My take is that a facilitator is always in a growing process. I cannot simply show up and follow the agenda. Oh, I can and I have, but does that move us and therefore the participants into a new consciousness as people? I argue for seeing the journey of the facilitator as a ‘spiritual discipline', a life long deepening of consciousness practically lived out in daily life.

And the key to that journey is the tool called ‘curiosity.’ We say that 90% of the work of being a facilitator happens before meeting the group you facilitate. Developing ‘curiosity’ is a good portion of that preparation.

Curiosity is the baseline of any new and revealing conversation. Facilitators enable this process of curiosity, thereby inviting the participants to become more curious in their daily lives with partners, co-workers, family and neighbors. By offering this to others, facilitators claim that curiosity is central to the personal development of every life and in their role as facilitator. I choose to be a facilitator as a way to grow into being more clear about my role as a human being.

"Psychiatrist Alfred Margulies once proposed that 'wonder' is what it really takes to understand another human being. Wonder 'promotes a searching attitude of simultaneously knowing and not knowing.’ It blends astonishment with curiosity, a combination that ends up fostering a deep appreciation of the other. Wonder and curiosity keep us from behaving as if we have other people figured out.”” (Peter Marty)

In a future article, I will suggest some ways that we already wonder, and how to blend astonishment with curiosity.

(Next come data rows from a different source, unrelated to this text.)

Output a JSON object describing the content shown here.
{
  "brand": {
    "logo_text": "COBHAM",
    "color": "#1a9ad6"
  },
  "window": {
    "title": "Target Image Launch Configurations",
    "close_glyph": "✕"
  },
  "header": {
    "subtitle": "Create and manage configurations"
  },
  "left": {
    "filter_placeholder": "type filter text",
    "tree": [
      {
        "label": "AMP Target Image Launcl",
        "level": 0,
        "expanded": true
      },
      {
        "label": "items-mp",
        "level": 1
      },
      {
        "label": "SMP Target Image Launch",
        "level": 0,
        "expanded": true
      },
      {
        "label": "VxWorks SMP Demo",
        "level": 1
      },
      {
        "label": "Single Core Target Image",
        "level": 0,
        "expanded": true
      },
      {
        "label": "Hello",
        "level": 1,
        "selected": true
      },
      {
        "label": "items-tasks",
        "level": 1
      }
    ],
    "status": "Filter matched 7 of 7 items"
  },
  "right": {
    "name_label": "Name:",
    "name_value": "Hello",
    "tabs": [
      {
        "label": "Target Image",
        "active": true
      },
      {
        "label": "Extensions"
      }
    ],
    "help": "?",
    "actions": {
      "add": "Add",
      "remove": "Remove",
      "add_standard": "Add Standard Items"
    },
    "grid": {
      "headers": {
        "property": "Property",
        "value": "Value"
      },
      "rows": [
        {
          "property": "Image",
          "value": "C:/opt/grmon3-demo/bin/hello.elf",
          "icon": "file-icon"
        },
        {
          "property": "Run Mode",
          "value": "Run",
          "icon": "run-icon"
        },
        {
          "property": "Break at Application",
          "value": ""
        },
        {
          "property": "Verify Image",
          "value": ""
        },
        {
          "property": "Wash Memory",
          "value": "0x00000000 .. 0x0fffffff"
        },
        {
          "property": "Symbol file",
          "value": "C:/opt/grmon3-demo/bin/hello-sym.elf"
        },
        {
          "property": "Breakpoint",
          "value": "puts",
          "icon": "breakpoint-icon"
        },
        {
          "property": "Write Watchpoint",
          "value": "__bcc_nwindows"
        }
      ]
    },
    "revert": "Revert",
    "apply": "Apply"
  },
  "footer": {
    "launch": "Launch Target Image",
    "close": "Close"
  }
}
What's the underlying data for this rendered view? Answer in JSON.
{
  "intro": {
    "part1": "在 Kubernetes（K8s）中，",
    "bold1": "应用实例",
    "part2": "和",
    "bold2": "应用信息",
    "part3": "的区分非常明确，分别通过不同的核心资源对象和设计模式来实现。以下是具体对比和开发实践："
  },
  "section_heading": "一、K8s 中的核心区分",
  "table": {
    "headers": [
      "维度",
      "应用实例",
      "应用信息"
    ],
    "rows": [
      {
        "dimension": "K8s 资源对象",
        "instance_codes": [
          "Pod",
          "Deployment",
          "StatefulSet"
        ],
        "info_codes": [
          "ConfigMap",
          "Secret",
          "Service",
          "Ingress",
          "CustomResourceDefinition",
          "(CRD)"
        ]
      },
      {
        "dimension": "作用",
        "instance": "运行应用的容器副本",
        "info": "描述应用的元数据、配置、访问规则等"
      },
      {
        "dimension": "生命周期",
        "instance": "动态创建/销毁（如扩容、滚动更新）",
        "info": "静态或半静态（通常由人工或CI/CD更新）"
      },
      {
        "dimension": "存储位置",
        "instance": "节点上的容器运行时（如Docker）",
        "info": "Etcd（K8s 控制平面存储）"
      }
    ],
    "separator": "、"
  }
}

How does one practice the kind of curiosity that is hidden in the role of a facilitator? On a daily basis what are the opportunities for practicing curiosity? There are a million and one ways that can be done. By pursuing curiosity, facilitators will not be robots tied to a pre-determined method. Rather a facilitator committed to curiosity will infused the process with creativity, energy, and understanding. The best preparation to facilitate a civil discussion is to approach every life situation as a conversation. “You should watch him practice.”